“It is well enough that people of the nation do not understand our banking and monetary system, for if they did, I believe there would a revolution before tomorrow morning.”
- Henry Ford
We’ve all heard the expression, “It's like money in the bank!” What could be safer or more reliable than one of our long-standing financial institutions?
Ironically, in recent years, it's becoming clear that banks aren't the safe havens for our dollars that we imagine.
FDIC Insurance and the Illusion of Protection
When the value of houses and stocks went into freefall in 2008, a few people began to become concerned about their bank savings. The FDIC, which insures bank accounts, was quick to give extra assurances. FDIC insurance limits on savings accounts were increased from $100k to $250k and Suze Orman was hired as a spokesperson for public service announcements. The public breathed a little easier, and banking went on as before.
In 2009, the FDIC also put out a pamphlet called, somewhat grandiosely, “No Safer Place in the World For Your Money.” The brochure bragged that, if necessary, they could access a $100 billion line of credit from directly from the US Treasury that “under federal law, can be expanded to $500 billion.”
Very impressive indeed, until you consider that the total deposits in US banks is about $5.37 trillion. This pencils out to a guarantee of about two cents on every dollar deposited, unless they raided the Treasury coffers. (And re-appropriating the defense fund budget or the social security trust fund would hardly be a solution.) Other analysts have estimated the reserves to be even less than 2% of deposits.
This highlights a common misconception about FDIC insurance, and banking in general, that your money is somehow "backed" be real-world assets. That is simply not the case. To understand how this really works, let’s take a look at the concept of Fractional Reserve Banking.
Fractional banking is a system where only a small percentage of bank deposits are covered by cash-on-hand. The actual reserve requirement for banks is only 3 – 10%. This means that a bank can loan out 10 to 33 times what its customers have deposited. When a loan or credit card is issued, the applicant’s qualifications give the bank permission to extend credit, and in this way, money is manufactured out of thin air!

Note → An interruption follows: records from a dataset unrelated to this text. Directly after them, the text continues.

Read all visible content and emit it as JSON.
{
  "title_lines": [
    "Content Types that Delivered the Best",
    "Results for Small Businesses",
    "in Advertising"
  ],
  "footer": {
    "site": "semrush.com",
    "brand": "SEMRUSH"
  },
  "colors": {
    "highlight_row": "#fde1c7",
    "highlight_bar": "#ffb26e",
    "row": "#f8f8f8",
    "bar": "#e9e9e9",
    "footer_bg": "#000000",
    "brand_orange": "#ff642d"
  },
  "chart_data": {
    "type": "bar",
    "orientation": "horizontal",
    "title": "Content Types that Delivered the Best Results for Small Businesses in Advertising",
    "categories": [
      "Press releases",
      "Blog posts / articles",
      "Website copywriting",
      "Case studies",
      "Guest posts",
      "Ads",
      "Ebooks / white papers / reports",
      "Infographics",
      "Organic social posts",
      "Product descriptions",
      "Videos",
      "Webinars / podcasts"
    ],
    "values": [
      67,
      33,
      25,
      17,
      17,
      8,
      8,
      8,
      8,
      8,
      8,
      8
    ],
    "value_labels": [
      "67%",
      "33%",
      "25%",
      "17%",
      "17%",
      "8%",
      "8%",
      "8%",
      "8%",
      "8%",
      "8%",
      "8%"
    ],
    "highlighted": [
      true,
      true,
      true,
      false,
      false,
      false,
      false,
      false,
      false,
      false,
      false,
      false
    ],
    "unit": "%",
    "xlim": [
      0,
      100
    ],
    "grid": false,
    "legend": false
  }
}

Today, dollars (which are literally "banknotes" representing a promise to pay) are not backed by gold, printed money, or anything stored in a vault. The value of this conceptual cash is determined by the worth that people agree to assign to it in combination with whatever confidence society has in the banking institutions and the government.
The truth is that FDIC insurance would be nearly useless in a real economic crisis in which there was a run on banks of any size. Your cash would still be worth more than Monopoly money, but not much.
Even spokesperson Suze Orman confessed her own moment of panic. In a candid US News Money interview in which she discussed taping an Oprah show during the height of the financial crisis, Orman revealed, “I knew it was possible that by the time we came off that show that the entire United States economy could have collapsed. Our credit had frozen — I wasn’t sure we were going to be able to get money out of our A.T.M.’s."
Suze knows as well as anyone, people can't keep spending money that doesn't exist, whether it's from credit cards or a fractional reserve banking Ponzi scheme. Like Bernie Madoff, banks are betting that they'll never have to pay too many people back at once.